Currawinya is a national park near Hungerford in South West Queensland, Australia, 828 km west of Brisbane. Part of the mulga lands bioregion this is an area of dry sandy plain with small trees and shrubs. The Paroo River passes through the park.


The park contains many Indigenous Australians' sites of cultural significance, which indicate a long period of Aboriginal occupation and use of the wetlands within the park. The park was previously pastoral land. In 1991, the Government of Queensland purchased two properties, Currawinya and Caiwarro Homestead. Remains of the homestead, machinery and a levee bank still exist today. In 2015, the size of the park doubled after the state government acquired three adjoining properties.

Mulga Parrot Currawinya
Male and female Mulga Parrots


Lakes Numalla and Wyara within the park are listed as Ramsar wetland sites of international importance. Lake Numalla is freshwater while Lake Wyara is saline. These provide significant waterbird habitats at times of drought and for migrating waders which travel across inland Australia. 200 bird species have been recorded in the park. Most of the park lies within the Paroo Floodplain and Currawinya Important Bird Area, identified as such by BirdLife International because of its importance, when conditions are suitable, for large numbers of waterbirds.

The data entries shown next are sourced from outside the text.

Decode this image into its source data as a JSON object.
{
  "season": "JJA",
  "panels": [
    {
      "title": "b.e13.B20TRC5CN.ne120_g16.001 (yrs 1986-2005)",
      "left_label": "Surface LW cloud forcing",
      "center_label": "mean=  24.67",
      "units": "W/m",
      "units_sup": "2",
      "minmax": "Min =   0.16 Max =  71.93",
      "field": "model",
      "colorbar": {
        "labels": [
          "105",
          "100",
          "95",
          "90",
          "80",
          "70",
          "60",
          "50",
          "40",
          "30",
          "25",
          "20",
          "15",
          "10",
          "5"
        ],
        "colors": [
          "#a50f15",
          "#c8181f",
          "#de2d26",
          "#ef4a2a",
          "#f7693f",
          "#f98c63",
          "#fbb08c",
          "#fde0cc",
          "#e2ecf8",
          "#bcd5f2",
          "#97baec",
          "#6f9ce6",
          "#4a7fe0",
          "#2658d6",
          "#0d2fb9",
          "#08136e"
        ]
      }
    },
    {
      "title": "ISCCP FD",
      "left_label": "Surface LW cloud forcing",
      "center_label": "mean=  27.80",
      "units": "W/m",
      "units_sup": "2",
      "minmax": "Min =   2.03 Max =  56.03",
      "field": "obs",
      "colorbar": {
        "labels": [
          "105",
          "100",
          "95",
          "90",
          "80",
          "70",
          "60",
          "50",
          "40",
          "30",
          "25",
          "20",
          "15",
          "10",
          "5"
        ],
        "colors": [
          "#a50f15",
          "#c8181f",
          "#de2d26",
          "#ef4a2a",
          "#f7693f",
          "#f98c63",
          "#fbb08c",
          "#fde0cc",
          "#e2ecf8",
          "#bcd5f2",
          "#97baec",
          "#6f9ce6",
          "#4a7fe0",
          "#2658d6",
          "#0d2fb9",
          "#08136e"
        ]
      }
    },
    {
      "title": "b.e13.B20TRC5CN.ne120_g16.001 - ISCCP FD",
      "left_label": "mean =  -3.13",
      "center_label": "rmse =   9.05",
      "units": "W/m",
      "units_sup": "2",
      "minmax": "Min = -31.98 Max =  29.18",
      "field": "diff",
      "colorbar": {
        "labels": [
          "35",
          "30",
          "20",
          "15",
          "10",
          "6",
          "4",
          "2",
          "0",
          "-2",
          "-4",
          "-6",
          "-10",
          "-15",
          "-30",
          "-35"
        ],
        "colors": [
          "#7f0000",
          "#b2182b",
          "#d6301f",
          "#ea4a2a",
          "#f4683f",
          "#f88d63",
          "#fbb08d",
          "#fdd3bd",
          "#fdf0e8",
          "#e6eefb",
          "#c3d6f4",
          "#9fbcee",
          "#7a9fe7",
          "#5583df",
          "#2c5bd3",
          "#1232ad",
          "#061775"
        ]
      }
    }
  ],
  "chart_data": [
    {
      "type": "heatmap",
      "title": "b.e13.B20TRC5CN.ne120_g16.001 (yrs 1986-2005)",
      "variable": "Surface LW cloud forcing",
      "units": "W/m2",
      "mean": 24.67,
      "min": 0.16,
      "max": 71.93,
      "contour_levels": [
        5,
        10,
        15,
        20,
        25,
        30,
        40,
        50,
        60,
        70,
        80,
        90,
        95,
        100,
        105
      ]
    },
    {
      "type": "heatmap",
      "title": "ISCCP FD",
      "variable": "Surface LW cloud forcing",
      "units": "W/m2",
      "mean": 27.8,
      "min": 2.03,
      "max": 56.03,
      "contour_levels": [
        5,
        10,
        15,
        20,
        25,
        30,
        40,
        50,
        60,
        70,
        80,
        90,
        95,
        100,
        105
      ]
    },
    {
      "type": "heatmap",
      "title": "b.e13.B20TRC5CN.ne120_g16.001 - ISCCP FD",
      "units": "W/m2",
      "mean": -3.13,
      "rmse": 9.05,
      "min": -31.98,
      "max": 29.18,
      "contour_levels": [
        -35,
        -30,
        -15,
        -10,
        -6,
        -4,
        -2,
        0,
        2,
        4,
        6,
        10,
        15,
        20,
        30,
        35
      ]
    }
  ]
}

A total of 14 threatened species have been identified within the park.

Bilby enclosure

A feature of the park is a 25 square km bilby enclosure surrounded by a predator-exclusion fence. The electrified enclosure was opened in 2001. Captive bred and rehabilitated bilbies once thrived within the safety of the enclosure. The fence was damaged by flooding in late 2011 and early 2012. The broken fence allowed feral cats into the area. The cats have proven difficult to cull and there is a hold on placing newly reared bilbies into the enclosure until feral cats are below detectable levels there.


Fishing, canoeing and swimming are popular recreational activities in the park.